Every business aims to achieve higher returns. The right and accurate knowledge of Accounting & Bookkeeping promise better returns to a business. The foundation of any company is laid on investment which demands proper management. Hence it is essential to know the A B C D of Accounting & Bookkeeping to strengthen the backbone of any business. Read further to get a brief insight into some of the alphabetically arranged worlds of Accounting & Bookkeeping.

The A B C D of Accounting & Bookkeeping begins with A for Accounting, B –for Bookkeeping, C for Cash flows, D for Debits/Depreciation/Deposits, E for Expenses and F for Finance.

Accountancy can be defined as a practice, a skill of recording, classifying and reporting on business transactions for a business. It gives a review to the management for the financial results and highlights the status of an organization.

Bookkeeping is an essential record of financial transactions and is an essential part of the accounting process. The transactions include purchases, sales, receipts, and payments by a person or an organization or corporation. In layman terms, Bookkeeping is a constant day to day record of financial transactions of every business. It ensures that records of the individual financial transactions are correct, up-to-date and comprehensive.

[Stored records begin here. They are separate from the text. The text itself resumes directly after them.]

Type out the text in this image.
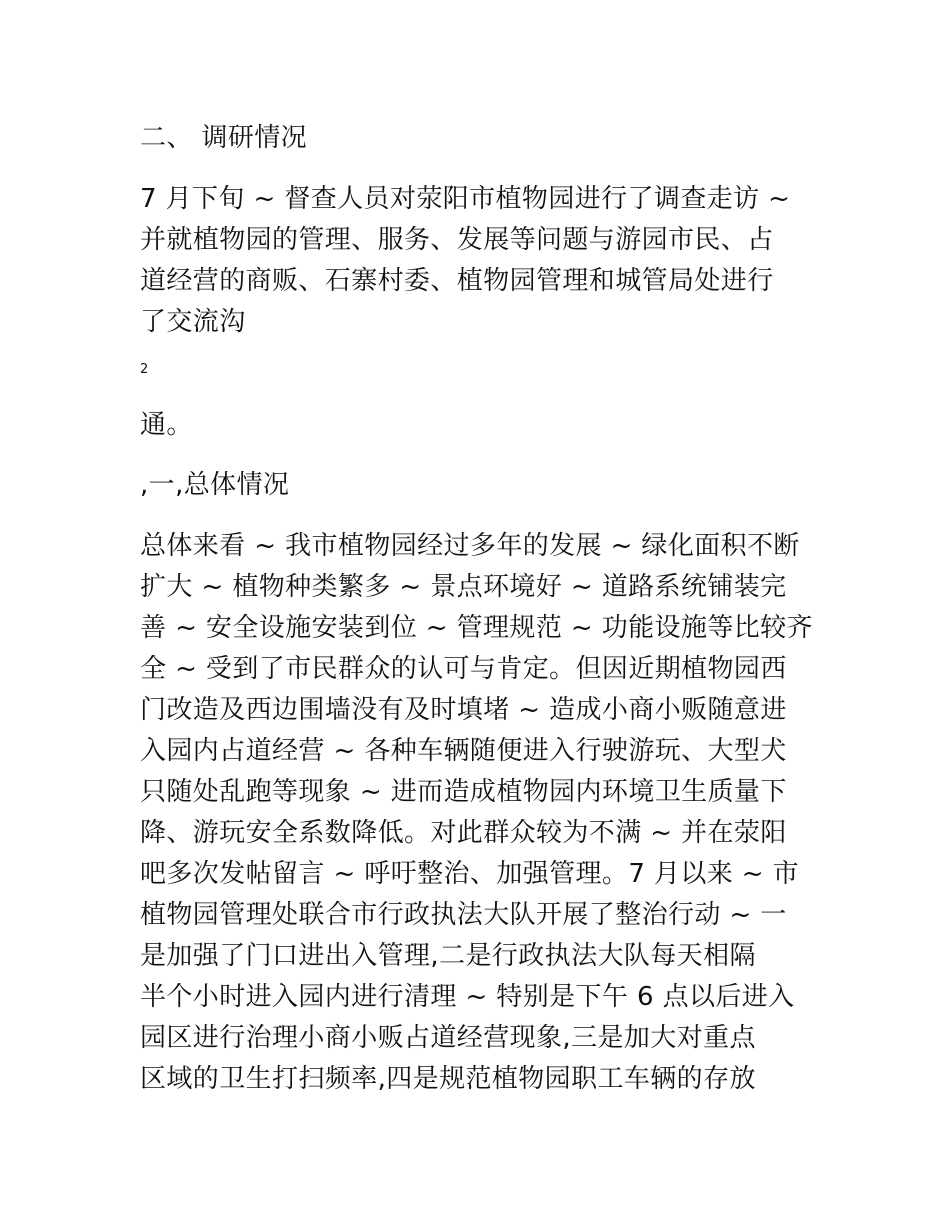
二、 调研情况
7 月下旬 ~ 督查人员对荥阳市植物园进行了调查走访 ~
并就植物园的管理、服务、发展等问题与游园市民、占
道经营的商贩、石寨村委、植物园管理和城管局处进行
了交流沟
2
通。
,一,总体情况
总体来看 ~ 我市植物园经过多年的发展 ~ 绿化面积不断
扩大 ~ 植物种类繁多 ~ 景点环境好 ~ 道路系统铺装完
善 ~ 安全设施安装到位 ~ 管理规范 ~ 功能设施等比较齐
全 ~ 受到了市民群众的认可与肯定。但因近期植物园西
门改造及西边围墙没有及时填堵 ~ 造成小商小贩随意进
入园内占道经营 ~ 各种车辆随便进入行驶游玩、大型犬
只随处乱跑等现象 ~ 进而造成植物园内环境卫生质量下
降、游玩安全系数降低。对此群众较为不满 ~ 并在荥阳
吧多次发帖留言 ~ 呼吁整治、加强管理。7 月以来 ~ 市
植物园管理处联合市行政执法大队开展了整治行动 ~ 一
是加强了门口进出入管理,二是行政执法大队每天相隔
半个小时进入园内进行清理 ~ 特别是下午 6 点以后进入
园区进行治理小商小贩占道经营现象,三是加大对重点
区域的卫生打扫频率,四是规范植物园职工车辆的存放
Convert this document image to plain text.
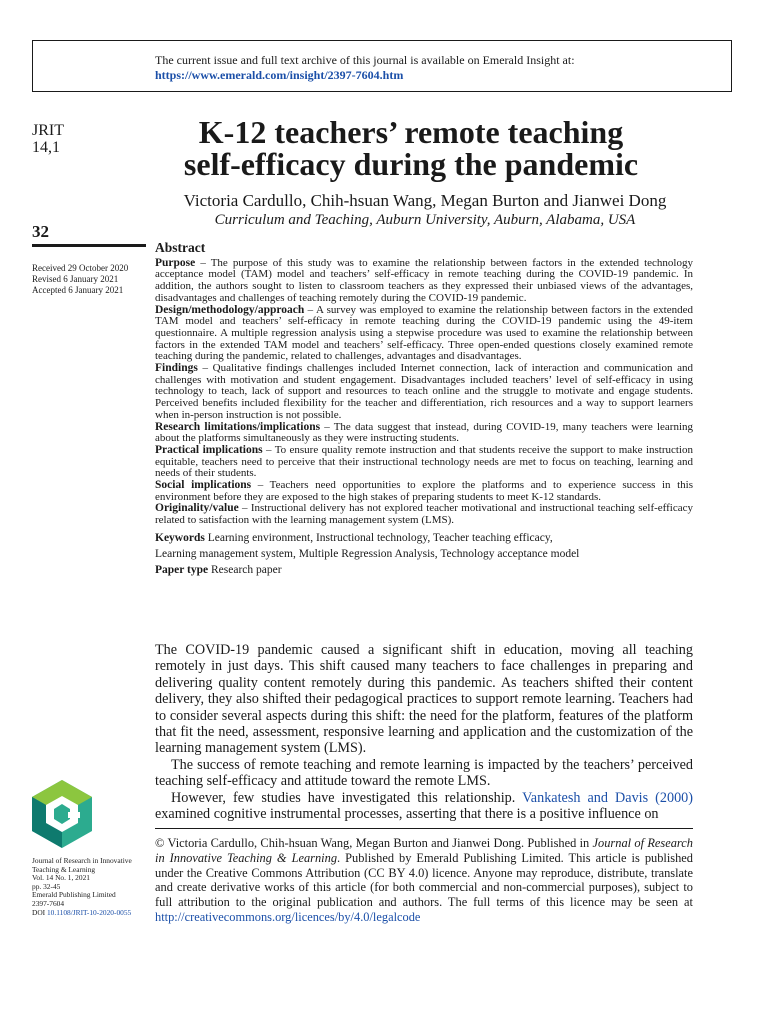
The current issue and full text archive of this journal is available on Emerald Insight at:
https://www.emerald.com/insight/2397-7604.htm
JRIT
14,1
32
Received 29 October 2020
Revised 6 January 2021
Accepted 6 January 2021
K-12 teachers’ remote teaching
self-efficacy during the pandemic
Victoria Cardullo, Chih-hsuan Wang, Megan Burton and Jianwei Dong
Curriculum and Teaching, Auburn University, Auburn, Alabama, USA
Abstract

Purpose – The purpose of this study was to examine the relationship between factors in the extended technology acceptance model (TAM) model and teachers’ self-efficacy in remote teaching during the COVID-19 pandemic. In addition, the authors sought to listen to classroom teachers as they expressed their unbiased views of the advantages, disadvantages and challenges of teaching remotely during the COVID-19 pandemic.

Design/methodology/approach – A survey was employed to examine the relationship between factors in the extended TAM model and teachers’ self-efficacy in remote teaching during the COVID-19 pandemic using the 49-item questionnaire. A multiple regression analysis using a stepwise procedure was used to examine the relationship between factors in the extended TAM model and teachers’ self-efficacy. Three open-ended questions closely examined remote teaching during the pandemic, related to challenges, advantages and disadvantages.

Findings – Qualitative findings challenges included Internet connection, lack of interaction and communication and challenges with motivation and student engagement. Disadvantages included teachers’ level of self-efficacy in using technology to teach, lack of support and resources to teach online and the struggle to motivate and engage students. Perceived benefits included flexibility for the teacher and differentiation, rich resources and a way to support learners when in-person instruction is not possible.

Research limitations/implications – The data suggest that instead, during COVID-19, many teachers were learning about the platforms simultaneously as they were instructing students.

Practical implications – To ensure quality remote instruction and that students receive the support to make instruction equitable, teachers need to perceive that their instructional technology needs are met to focus on teaching, learning and needs of their students.

Social implications – Teachers need opportunities to explore the platforms and to experience success in this environment before they are exposed to the high stakes of preparing students to meet K-12 standards.

Originality/value – Instructional delivery has not explored teacher motivational and instructional teaching self-efficacy related to satisfaction with the learning management system (LMS).

Keywords Learning environment, Instructional technology, Teacher teaching efficacy,
Learning management system, Multiple Regression Analysis, Technology acceptance model
Paper type Research paper

The COVID-19 pandemic caused a significant shift in education, moving all teaching remotely in just days. This shift caused many teachers to face challenges in preparing and delivering quality content remotely during this pandemic. As teachers shifted their content delivery, they also shifted their pedagogical practices to support remote learning. Teachers had to consider several aspects during this shift: the need for the platform, features of the platform that fit the need, assessment, responsive learning and application and the customization of the learning management system (LMS).

The success of remote teaching and remote learning is impacted by the teachers’ perceived teaching self-efficacy and attitude toward the remote LMS.

However, few studies have investigated this relationship. Vankatesh and Davis (2000) examined cognitive instrumental processes, asserting that there is a positive influence on

© Victoria Cardullo, Chih-hsuan Wang, Megan Burton and Jianwei Dong. Published in Journal of Research in Innovative Teaching & Learning. Published by Emerald Publishing Limited. This article is published under the Creative Commons Attribution (CC BY 4.0) licence. Anyone may reproduce, distribute, translate and create derivative works of this article (for both commercial and non-commercial purposes), subject to full attribution to the original publication and authors. The full terms of this licence may be seen at http://creativecommons.org/licences/by/4.0/legalcode
Journal of Research in Innovative
Teaching & Learning
Vol. 14 No. 1, 2021
pp. 32-45
Emerald Publishing Limited
2397-7604
DOI 10.1108/JRIT-10-2020-0055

Cash flow can be termed as an inflow of money into a business; be it from sales, investments or financings. Cash inflow is the antonym, the opposite of cash outflow. A business is considered reliable if its cash inflow reserve is substantial and significant.

A debit is a deduction of an amount from an account that leads to a rise in an asset or a direct fall in a liability or owner’s equity on the balance sheet. The debit is an accounting entry which either results in a rise in the number of assets or a fall in liabilities on a company’s balance sheet. In fundamental accounting, debits are balanced by credits, which operate in the exact opposite direction. There is another term “deposit.” Deposit is an act of saving and securing your money by placing it in a trustworthy financial institution such as a bank. The last ‘D’ term is depreciation. In economic terms, depreciation is a fall in the value of an asset. Depreciation is a method of reallocating the cost of a tangible asset over its useful life span of it being in motion.

Expenditure can be coined as an outflow of money to another person or a group, paying for its items or services. Expenditure varies from person to person. For example for a tenant, expenditure is rent for a student; it is tuition fees. The moment an item is bought it directly goes into the category of an expense. An expense is a cost “paid” or “remitted,” usually in exchange for something of value. Expenditure involves three more terms, i.e. ‘Expensive,’ ‘Inexpensive’ and ‘Expenses of the table.’ An item which cost a great deal is expensive; things which seem to cost little are inexpensive. Lastly, the ‘Expenses of the table’ are expenses of dining, refreshments, a feast, etc.

The term ‘Finance’ is defined as the management of money which includes activities like investing, borrowing, lending, budgeting, saving, and forecasting. In finance, there is another essential term called corporate finance. Corporate finance includes the tools and analysis utilized to prioritize and distribute financial resources.

If you have entered the Accounting world, you can never miss out on bookkeeping. Both Accounting and Bookkeeping are vital parameters of business world breathing on accuracy and discipline to ensure greater success and endless returns.